While the report commended Malta’s strong economic performance over the past decade, it pointed out that the rapid population growth and the increase in tourist arrivals have put considerable pressure on the country’s infrastructure. This strain has been particularly evident in the form of severe traffic congestion. The IMF noted that Malta’s small size and relatively dense population resemble conditions found in several small- to mid-sized Central European cities, which typically have well-developed public transportation networks, including buses and trams. In comparison, Malta’s public transport system relies heavily on buses, and although the fleet is relatively large, it struggles to cope with the growing demand due to traffic congestion and long travel times.
The report also noted that a significant portion of Malta’s land area is artificial, primarily composed of buildings and roads. As a result, although car ownership in Malta is similar to the Balearic Islands and the European Union as a whole, the number of cars per square kilometer of developed land, where most traffic occurs, is twice that of the Balearic Islands. The IMF compared this to Singapore, a city-state with a similarly high proportion of artificial land cover. Despite this, Singapore has significantly lower car ownership, thanks in part to its well-established and extensive public transportation system, which includes buses, metros, and light rail. The report suggests that a shift toward increasing the availability and use of public transportation, like Singapore, could be part of a solution to the congestion problem.
One of the key points made in the report was the success of Malta’s free public transport system for residents. Malta’s bus fleet is relatively large, with one bus available for every 200 people—more than twice the number available in the Balearics. However, despite these advantages, public transportation usage in Malta remains limited, primarily because of long travel times and the impact of congestion on bus services.
While the Maltese government has announced some measures to ease congestion, such as improving traffic flow management throughout the day and introducing express bus lines, the IMF suggests that more decisive action is needed. The report argues that reducing car usage in Malta will likely require an increase in the cost of driving. Such measures could involve raising fuel prices, increasing vehicle taxes, and introducing charges for public parking spaces. However, the government has clarified it that it does not currently intend to pursue these policies.
The report also raised concerns about the effectiveness of expanding the road network as a solution to traffic congestion. Malta’s road network is already very dense, with nine kilometers of road per square kilometer—21 times as many as the Balearics. While additional roads might temporarily ease congestion, the report notes that in many countries, expanding the road network often leads to an increase in car ownership and usage. Consequently, congestion tends to return soon after the new roads are built. Instead, the report suggests that a rail-based public transport system could offer a more sustainable solution.
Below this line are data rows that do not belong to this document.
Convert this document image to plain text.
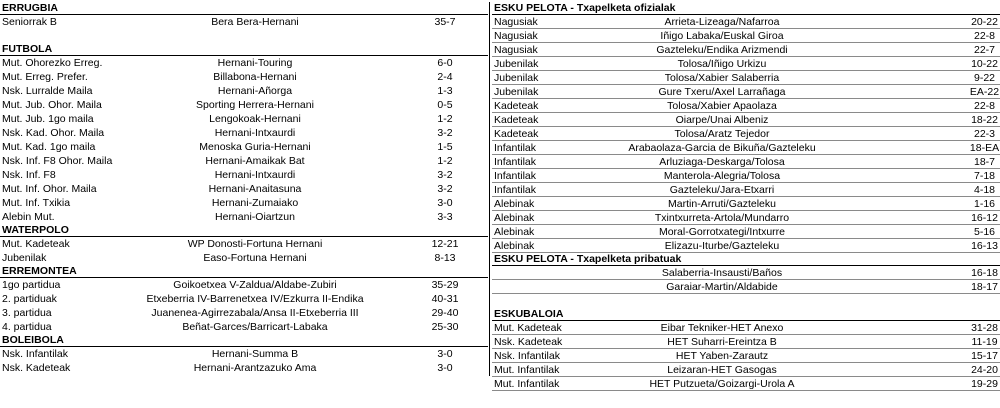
ERRUGBIA
Seniorrak B	Bera Bera-Hernani	35-7
FUTBOLA
Mut. Ohorezko Erreg.	Hernani-Touring	6-0
Mut. Erreg. Prefer.	Billabona-Hernani	2-4
Nsk. Lurralde Maila	Hernani-Añorga	1-3
Mut. Jub. Ohor. Maila	Sporting Herrera-Hernani	0-5
Mut. Jub. 1go maila	Lengokoak-Hernani	1-2
Nsk. Kad. Ohor. Maila	Hernani-Intxaurdi	3-2
Mut. Kad. 1go maila	Menoska Guria-Hernani	1-5
Nsk. Inf. F8 Ohor. Maila	Hernani-Amaikak Bat	1-2
Nsk. Inf. F8	Hernani-Intxaurdi	3-2
Mut. Inf. Ohor. Maila	Hernani-Anaitasuna	3-2
Mut. Inf. Txikia	Hernani-Zumaiako	3-0
Alebin Mut.	Hernani-Oiartzun	3-3
WATERPOLO
Mut. Kadeteak	WP Donosti-Fortuna Hernani	12-21
Jubenilak	Easo-Fortuna Hernani	8-13
ERREMONTEA
1go partidua	Goikoetxea V-Zaldua/Aldabe-Zubiri	35-29
2. partiduak	Etxeberria IV-Barrenetxea IV/Ezkurra II-Endika	40-31
3. partidua	Juanenea-Agirrezabala/Ansa II-Etxeberria III	29-40
4. partidua	Beñat-Garces/Barricart-Labaka	25-30
BOLEIBOLA
Nsk. Infantilak	Hernani-Summa B	3-0
Nsk. Kadeteak	Hernani-Arantzazuko Ama	3-0
ESKU PELOTA - Txapelketa ofizialak
Nagusiak	Arrieta-Lizeaga/Nafarroa	20-22
Nagusiak	Iñigo Labaka/Euskal Giroa	22-8
Nagusiak	Gazteleku/Endika Arizmendi	22-7
Jubenilak	Tolosa/Iñigo Urkizu	10-22
Jubenilak	Tolosa/Xabier Salaberria	9-22
Jubenilak	Gure Txeru/Axel Larrañaga	EA-22
Kadeteak	Tolosa/Xabier Apaolaza	22-8
Kadeteak	Oiarpe/Unai Albeniz	18-22
Kadeteak	Tolosa/Aratz Tejedor	22-3
Infantilak	Arabaolaza-Garcia de Bikuña/Gazteleku	18-EA
Infantilak	Arluziaga-Deskarga/Tolosa	18-7
Infantilak	Manterola-Alegria/Tolosa	7-18
Infantilak	Gazteleku/Jara-Etxarri	4-18
Alebinak	Martin-Arruti/Gazteleku	1-16
Alebinak	Txintxurreta-Artola/Mundarro	16-12
Alebinak	Moral-Gorrotxategi/Intxurre	5-16
Alebinak	Elizazu-Iturbe/Gazteleku	16-13
ESKU PELOTA - Txapelketa pribatuak
Salaberria-Insausti/Baños	16-18
Garaiar-Martin/Aldabide	18-17
ESKUBALOIA
Mut. Kadeteak	Eibar Tekniker-HET Anexo	31-28
Nsk. Kadeteak	HET Suharri-Ereintza B	11-19
Nsk. Infantilak	HET Yaben-Zarautz	15-17
Mut. Infantilak	Leizaran-HET Gasogas	24-20
Mut. Infantilak	HET Putzueta/Goizargi-Urola A	19-29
However, such a system would come with high costs and geographic limitations. For instance, while a metro system could be an effective alternative, it would require substantial investments, amounting to about 34% of the country’s GDP, although these costs could be spread over 15 to 20 years. Similarly, a tram network, although more efficient than buses, would require space for tracks, which would likely need to be placed on the surface to keep costs manageable.
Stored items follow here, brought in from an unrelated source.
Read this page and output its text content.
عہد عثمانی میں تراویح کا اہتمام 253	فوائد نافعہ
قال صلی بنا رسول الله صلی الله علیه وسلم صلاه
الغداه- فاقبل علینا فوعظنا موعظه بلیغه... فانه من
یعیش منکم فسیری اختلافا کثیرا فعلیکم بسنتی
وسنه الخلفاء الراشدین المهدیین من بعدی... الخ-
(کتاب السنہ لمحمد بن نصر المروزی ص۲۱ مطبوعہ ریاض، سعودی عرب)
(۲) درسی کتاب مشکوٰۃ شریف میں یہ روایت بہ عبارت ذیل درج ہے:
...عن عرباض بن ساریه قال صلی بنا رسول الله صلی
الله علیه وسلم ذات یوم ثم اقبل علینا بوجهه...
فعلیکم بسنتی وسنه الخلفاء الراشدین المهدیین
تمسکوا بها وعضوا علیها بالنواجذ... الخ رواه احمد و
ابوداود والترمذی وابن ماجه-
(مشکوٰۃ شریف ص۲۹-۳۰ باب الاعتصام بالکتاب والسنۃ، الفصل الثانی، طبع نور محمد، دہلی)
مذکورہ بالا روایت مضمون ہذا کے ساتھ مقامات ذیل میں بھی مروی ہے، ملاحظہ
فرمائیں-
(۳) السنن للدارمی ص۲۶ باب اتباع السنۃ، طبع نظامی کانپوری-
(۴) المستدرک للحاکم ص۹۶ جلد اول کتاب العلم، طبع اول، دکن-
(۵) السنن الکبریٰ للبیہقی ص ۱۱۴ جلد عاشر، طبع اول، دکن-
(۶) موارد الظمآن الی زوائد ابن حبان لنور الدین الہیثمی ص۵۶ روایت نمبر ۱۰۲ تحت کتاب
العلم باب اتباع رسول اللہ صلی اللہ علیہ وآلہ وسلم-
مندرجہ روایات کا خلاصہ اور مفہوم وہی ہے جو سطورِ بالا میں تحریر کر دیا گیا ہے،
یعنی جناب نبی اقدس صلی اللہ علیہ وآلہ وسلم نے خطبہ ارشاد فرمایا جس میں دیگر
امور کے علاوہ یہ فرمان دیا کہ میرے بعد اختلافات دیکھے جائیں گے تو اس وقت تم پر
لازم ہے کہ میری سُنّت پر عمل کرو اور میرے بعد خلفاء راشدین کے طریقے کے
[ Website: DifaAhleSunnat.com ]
The IMF identified transport as the sector in which urgent action is needed to address congestion, even though the costs of implementing a long-term solution would be high and the process would take time. In this context, the report suggested that pricing measures, such as raising fuel taxes, increasing vehicle taxes, and introducing parking charges, would be helpful in the short term.
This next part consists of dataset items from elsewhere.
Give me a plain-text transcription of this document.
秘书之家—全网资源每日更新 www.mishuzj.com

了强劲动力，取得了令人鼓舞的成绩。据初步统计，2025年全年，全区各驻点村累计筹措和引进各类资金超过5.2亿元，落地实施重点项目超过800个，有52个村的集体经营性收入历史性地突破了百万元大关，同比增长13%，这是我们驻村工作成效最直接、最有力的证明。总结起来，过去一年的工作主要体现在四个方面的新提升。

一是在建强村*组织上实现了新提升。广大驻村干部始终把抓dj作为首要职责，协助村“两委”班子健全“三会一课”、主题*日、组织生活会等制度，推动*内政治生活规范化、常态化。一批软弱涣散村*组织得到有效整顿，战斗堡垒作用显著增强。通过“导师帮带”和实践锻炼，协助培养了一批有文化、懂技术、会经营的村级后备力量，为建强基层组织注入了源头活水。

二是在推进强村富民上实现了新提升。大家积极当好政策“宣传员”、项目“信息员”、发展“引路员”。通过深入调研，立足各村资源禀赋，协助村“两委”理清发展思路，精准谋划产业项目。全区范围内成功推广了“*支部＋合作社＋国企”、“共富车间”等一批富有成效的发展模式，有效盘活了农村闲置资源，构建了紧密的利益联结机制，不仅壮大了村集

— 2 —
The report also touched upon other infrastructure sectors in Malta, such as energy, water supply, and wastewater. While the current capacities for power and water supply are deemed adequate in the short term, the report emphasized that investments would be necessary to enhance them in the medium term. The IMF also noted that the launch of Vision Malta 2050, a strategic development plan, could present an opportunity to outline a comprehensive, long-term development strategy. However, such a strategy would need to address the investment needs and costs associated with these initiatives.
While Malta’s economic performance has been strong, its infrastructure is under considerable strain, particularly in the transportation sector. The IMF’s report stresses the need for decisive action to reduce car use, improve public transport, and manage congestion. While measures like raising taxes on vehicles and fuel may be politically challenging, they could play a crucial role in easing the pressure on Malta’s infrastructure and ensuring the country’s long-term sustainability.